Housemates are a funny thing. Iron still sharpens iron. God loves community even though we might want to smack other tenants upside their ear. And one of the ways we grow is when our community ticks us off. This observation occurred to me again today as I went to my fridge this morning and found someone had broken the seal on my mango juice and had some. There were several ways I could either respond or react to this.
1. Lock my fridge (I have the key in my desk drawer, I’m just really loathe to take that step).
2. Stick a sarcastic note on my fridge door for said party to read when they get thirsty again.
3. Kindly ask said party if they had some of my mango juice and request that they ask my permission to drink my juice in the future.
I took step number three. It’s the one which is a response and not a reaction. Because it’s done in love, not with vengeance or sardonically. Although I thought the note was fairly worded and went as follows:
“Before you help yourself to anything in my fridge, unless I have offered or you have asked, it’s a boundary crossed that shouldn’t be assumed. I have a weekly budget – please be considerate.”
I thought this was grammatically awfully diplomatic, but the gentle confrontation was still God’s top seller. I had to whip the note back off the fridge door and buy the book in the end. And the mango juice drinker seemed all good with it. Nothing worse than a vibe with the person sleeping on the other side of your bedroom wall, is there?
I’ve always said about the comparison between living with others and living alone (my all time preference because it just cuts out taking on other people’s people, thefts, others walking into the bathroom when you’re naked and soaking in a hot bubbly one, people moving your things around or using the last of your sugar and you get to walk around in the nud) that when I live alone I can leave a great big chocolate cake in the middle of the lounge floor for three days and still find it there after a week if I want to. But that’s a bit of a lost dream in my life right now, so I best learn to get along with my housemates.
Anyone notice how the TV remote becomes a power tool that no one wants to relinquish? There are four main characters in our little 13th street drama in Parkhurst – the landlord, who spends a great deal of time watching CNN, Sky and news and weather on any channel he can find it, our other housemate who watches mostly doccies and the odd movie, the kid who plays High School Musical and cartoon channel full throttle for a solid afternoon’s viewing and myself, who’s kind’ve hooked on Crime Investigation channel, and upwards to Animal Planet, with the odd Zone Reality thrown in.
And the television pecking order happens as follows:
1. Landlord. He owns the house so he gets to watch what he wants for as long as he wants to.

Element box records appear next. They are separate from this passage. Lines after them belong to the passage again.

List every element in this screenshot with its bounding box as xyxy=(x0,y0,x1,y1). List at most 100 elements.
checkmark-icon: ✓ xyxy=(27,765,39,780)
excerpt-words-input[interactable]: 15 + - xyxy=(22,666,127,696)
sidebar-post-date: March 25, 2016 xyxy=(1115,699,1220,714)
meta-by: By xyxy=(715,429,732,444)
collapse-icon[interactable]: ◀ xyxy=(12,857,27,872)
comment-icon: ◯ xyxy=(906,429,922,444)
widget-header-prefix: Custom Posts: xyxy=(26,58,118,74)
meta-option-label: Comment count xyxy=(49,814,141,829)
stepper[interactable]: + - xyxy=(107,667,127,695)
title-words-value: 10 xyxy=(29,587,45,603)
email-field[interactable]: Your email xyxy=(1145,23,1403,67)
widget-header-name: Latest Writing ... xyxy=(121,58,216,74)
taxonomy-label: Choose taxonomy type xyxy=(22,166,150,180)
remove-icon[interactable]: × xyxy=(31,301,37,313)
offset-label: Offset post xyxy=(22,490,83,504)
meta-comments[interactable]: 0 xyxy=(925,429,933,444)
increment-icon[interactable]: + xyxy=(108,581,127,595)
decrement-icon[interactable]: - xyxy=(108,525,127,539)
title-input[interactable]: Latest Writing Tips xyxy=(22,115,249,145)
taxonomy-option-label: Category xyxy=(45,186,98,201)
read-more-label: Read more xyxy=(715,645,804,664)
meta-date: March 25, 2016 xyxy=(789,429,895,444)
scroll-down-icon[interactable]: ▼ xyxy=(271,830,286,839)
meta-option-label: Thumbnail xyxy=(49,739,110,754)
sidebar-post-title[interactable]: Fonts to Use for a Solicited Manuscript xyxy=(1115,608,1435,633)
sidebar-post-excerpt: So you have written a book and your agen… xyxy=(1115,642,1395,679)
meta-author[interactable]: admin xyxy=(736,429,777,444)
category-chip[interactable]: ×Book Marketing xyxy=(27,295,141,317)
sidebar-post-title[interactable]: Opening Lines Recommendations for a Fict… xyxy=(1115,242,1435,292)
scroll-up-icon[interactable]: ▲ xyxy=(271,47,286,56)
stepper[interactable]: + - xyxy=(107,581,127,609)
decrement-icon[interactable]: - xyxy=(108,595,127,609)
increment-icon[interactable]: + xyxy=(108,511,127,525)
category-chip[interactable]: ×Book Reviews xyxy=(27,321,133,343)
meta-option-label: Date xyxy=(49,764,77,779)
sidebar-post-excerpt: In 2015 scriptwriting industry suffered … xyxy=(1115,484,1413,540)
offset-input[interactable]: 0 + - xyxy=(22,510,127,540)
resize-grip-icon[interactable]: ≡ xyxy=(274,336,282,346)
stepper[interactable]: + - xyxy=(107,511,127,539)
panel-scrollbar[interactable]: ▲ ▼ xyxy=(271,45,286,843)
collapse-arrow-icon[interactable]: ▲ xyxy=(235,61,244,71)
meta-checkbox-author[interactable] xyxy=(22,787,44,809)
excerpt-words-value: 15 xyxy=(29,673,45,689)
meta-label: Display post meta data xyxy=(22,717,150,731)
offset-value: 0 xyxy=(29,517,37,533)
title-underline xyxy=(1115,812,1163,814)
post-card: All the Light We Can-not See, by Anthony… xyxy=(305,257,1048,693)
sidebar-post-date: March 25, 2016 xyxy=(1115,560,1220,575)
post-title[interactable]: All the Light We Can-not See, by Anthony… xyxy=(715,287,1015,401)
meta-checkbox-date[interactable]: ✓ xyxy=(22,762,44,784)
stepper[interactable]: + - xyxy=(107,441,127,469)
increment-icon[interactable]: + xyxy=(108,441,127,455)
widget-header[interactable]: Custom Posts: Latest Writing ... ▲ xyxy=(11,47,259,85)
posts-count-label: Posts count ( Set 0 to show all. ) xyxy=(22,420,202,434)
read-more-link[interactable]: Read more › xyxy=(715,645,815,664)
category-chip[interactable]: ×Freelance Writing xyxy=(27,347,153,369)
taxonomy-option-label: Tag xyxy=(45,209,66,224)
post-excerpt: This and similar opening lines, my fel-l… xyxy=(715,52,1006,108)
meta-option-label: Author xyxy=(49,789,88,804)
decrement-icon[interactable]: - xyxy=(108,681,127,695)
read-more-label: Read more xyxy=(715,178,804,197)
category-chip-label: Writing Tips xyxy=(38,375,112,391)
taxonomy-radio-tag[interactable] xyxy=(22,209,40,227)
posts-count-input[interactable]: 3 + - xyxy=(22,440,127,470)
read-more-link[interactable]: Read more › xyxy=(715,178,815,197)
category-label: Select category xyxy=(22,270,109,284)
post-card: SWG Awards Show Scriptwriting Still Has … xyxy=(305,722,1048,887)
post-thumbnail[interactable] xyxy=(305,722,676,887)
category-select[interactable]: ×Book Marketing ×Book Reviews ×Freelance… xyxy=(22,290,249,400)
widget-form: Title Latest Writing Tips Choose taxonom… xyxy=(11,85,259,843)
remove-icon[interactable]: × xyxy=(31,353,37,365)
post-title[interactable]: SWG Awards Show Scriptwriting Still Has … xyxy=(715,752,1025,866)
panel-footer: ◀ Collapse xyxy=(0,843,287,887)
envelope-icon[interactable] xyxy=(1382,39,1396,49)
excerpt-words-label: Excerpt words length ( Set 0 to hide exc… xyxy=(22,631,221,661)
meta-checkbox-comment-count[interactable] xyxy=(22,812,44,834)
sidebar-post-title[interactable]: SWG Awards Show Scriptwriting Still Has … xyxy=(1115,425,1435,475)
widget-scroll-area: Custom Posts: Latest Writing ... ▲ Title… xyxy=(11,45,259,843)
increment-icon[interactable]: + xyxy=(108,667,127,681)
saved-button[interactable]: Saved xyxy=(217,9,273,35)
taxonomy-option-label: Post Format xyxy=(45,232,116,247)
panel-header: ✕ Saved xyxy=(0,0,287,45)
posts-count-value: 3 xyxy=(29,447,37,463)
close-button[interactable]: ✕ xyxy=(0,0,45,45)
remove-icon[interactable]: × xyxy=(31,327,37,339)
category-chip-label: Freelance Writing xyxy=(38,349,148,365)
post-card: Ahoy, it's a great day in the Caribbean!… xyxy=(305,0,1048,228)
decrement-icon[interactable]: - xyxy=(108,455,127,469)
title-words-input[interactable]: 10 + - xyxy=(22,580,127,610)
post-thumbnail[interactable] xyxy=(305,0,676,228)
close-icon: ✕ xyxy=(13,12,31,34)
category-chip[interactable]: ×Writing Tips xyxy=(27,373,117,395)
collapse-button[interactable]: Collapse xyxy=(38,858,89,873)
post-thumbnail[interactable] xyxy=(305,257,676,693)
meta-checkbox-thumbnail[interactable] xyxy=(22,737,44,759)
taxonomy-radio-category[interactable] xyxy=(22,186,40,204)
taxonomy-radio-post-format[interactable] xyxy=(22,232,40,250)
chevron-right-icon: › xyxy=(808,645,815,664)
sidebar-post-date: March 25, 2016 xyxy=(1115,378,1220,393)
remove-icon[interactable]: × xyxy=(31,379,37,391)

That includes The Olympics, cricket matches until you can cry and rugby games in length that make the lounge almost ooze testosterone. But he’s the landlord and a rather considerate one most times when you can convince him to switch a channel.
2. The other housemate. He doesn’t come out much but once he’s picked a National Geographic episode or History channel special he favours, you best enjoy it, too. Fortunately, I do.
3. The kid. More High School Musical than you can stomach in less than a day. And The Suite Life of Cody and Zack with the hyped all-around overacting and dramatisation that kids seem to love is ever popular with this girl.
4. Myself and the hardcore stuff that no one tends to hang around long enough to sit through. Such as Crime Investigation – mostly too disturbing. Animal Planet’s rescue doccies can make a grown man cry, so everyone avoids the lounge when I’m watching bedraggled poodles get their first bath since months of neglect. Those ones touch my heart and I’m also designing a vet’s logo, so it’s indispensable reference for me. And there are those nights when I just want to be left alone to veg off and won’t budge off the Style Network. Yup, homosexuals plutzing over a beautifully dressed nest does me just fine for a light watch some nights. And no one else wants to see that. I’m just bingeing visually on creativity.
But more adventures of the house on 13th in the days to come. It’s a full house. That can only mean the chances of a dull day being about as possible as the neighbours’ cat not drooling onto the ivy as he watches (through his eyes) delicious, fat, not very fast or bright pigeons on my feeder from a distance.